When it comes to the Caesar Act, however, experts agreed the new sanctions will have a hugely chilling effect, even though many remained uncertain how they will be imposed.
“There is still huge uncertainty about how exactly the sanctions will be implemented,” said Barnes-Dacey. “The end result will be a hugely restrictive environment for anyone wanting to do business in Syria, extending from the private sector all the way across to humanitarian activities despite technical exemptions.
“The country is already devastated, and these measures will help to push it over the edge in a way that is highly unlikely to deliver a positive outcome in terms of the regime making serious concessions or Russia deciding to suddenly force Damascus in a desired new direction,” Barnes-Dacey said.
Syria’s economy has been in freefall over the past few months with the pound losing about 70 percent of its value, making the price of basic commodities now unaffordable to many Syrians. The economic pinch has led to protests breaking out in government strongholds, such as Latakia and Suweida, which have rarely been seen against al-Assad.
Syria’s dependence on neighbouring Lebanon’s banking system for access to financial networks and US dollars has been key in pushing Syria over the edge. Lebanon is in the throes of a parallel fall in the official value of the lira, a full-blown economic crisis, and worsening civil unrest that has pushed thousands of people onto the streets to demand change.

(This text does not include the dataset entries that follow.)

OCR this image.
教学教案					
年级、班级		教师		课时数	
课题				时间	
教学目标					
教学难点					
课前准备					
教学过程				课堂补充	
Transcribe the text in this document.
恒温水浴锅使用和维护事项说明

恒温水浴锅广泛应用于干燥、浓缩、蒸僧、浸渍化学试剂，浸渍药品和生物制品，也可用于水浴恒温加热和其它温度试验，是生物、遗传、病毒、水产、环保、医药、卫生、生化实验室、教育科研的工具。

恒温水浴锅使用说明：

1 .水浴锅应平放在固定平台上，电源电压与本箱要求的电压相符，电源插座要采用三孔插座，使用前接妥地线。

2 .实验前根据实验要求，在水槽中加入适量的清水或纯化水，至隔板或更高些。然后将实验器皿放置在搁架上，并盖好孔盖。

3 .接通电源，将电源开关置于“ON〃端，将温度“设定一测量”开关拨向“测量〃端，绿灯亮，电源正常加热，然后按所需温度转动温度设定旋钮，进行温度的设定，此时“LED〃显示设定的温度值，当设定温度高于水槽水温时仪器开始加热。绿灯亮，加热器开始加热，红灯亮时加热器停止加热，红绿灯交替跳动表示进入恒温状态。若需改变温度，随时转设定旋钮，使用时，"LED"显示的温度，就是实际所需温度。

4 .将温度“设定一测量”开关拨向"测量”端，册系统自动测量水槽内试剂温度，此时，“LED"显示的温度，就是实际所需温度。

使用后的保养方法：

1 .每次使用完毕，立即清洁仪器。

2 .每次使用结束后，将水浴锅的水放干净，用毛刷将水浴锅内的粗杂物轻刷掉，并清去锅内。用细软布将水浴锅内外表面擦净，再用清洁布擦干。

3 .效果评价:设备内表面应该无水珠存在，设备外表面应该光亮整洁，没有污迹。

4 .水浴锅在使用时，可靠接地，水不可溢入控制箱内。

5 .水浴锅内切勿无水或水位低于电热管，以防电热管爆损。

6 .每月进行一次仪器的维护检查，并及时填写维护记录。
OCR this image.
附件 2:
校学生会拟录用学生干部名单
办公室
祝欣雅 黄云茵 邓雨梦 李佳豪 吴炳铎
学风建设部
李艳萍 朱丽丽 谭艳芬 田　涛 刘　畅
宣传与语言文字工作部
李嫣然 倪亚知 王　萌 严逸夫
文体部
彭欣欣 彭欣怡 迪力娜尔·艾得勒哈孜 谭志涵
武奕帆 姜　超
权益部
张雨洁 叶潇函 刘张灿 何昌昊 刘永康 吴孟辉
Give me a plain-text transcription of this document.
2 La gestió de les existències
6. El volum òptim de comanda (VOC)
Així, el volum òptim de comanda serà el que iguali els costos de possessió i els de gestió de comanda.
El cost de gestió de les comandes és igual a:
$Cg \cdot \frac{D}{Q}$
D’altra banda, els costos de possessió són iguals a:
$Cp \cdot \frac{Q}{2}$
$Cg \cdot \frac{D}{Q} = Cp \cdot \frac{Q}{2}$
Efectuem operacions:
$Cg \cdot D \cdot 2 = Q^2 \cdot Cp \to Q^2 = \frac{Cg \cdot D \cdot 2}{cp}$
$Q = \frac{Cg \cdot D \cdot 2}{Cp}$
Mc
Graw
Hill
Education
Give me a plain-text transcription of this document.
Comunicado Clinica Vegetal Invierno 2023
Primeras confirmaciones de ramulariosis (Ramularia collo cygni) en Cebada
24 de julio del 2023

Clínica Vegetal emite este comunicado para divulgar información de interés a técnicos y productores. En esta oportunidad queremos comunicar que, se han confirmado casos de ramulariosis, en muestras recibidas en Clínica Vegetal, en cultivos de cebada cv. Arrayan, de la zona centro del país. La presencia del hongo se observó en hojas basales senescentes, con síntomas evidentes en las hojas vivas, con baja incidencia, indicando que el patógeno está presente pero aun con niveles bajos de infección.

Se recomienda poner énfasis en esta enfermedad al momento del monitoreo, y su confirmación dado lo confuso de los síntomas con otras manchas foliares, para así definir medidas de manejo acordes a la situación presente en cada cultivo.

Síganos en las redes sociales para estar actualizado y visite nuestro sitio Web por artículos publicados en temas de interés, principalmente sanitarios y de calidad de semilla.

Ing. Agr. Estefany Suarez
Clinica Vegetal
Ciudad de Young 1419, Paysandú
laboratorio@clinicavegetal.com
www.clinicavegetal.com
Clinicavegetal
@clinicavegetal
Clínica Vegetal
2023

Analysts say the impending legislation may be a double-edged sword that might not just impact the al-Assad government and its local and foreign backers, but humanitarian efforts and civilians in Syria and Lebanon – whose collapsing economies are closely interlinked.
“Lebanon will certainly be affected,” said Turkmani. “Many Lebanese banks and institutions act as an alternative for the Syrian state and also many people.”
Despite these concerns, analysts say Syria’s imploding economy after years of war, mismanagement, and corruption was caused by the government, and civilians are likely to suffer the most from the new US sanctions.
“The Assad government maintains control over the Syrian economy and its institutions, making it an incredibly difficult task to target it for its war crimes without affecting the people,” said Ibrahim Olabi, a lawyer at the London-based Guernica 37 Chambers and founder of the Syrian Legal Development Programme.
“It is critical that the US puts a huge effort in making sure it affects those who deserve to be affected,” he warned, adding, “practically, this will not be an easy task due to lack of transparency in Syria and disinformation tactics adopted by the regime and its allies”.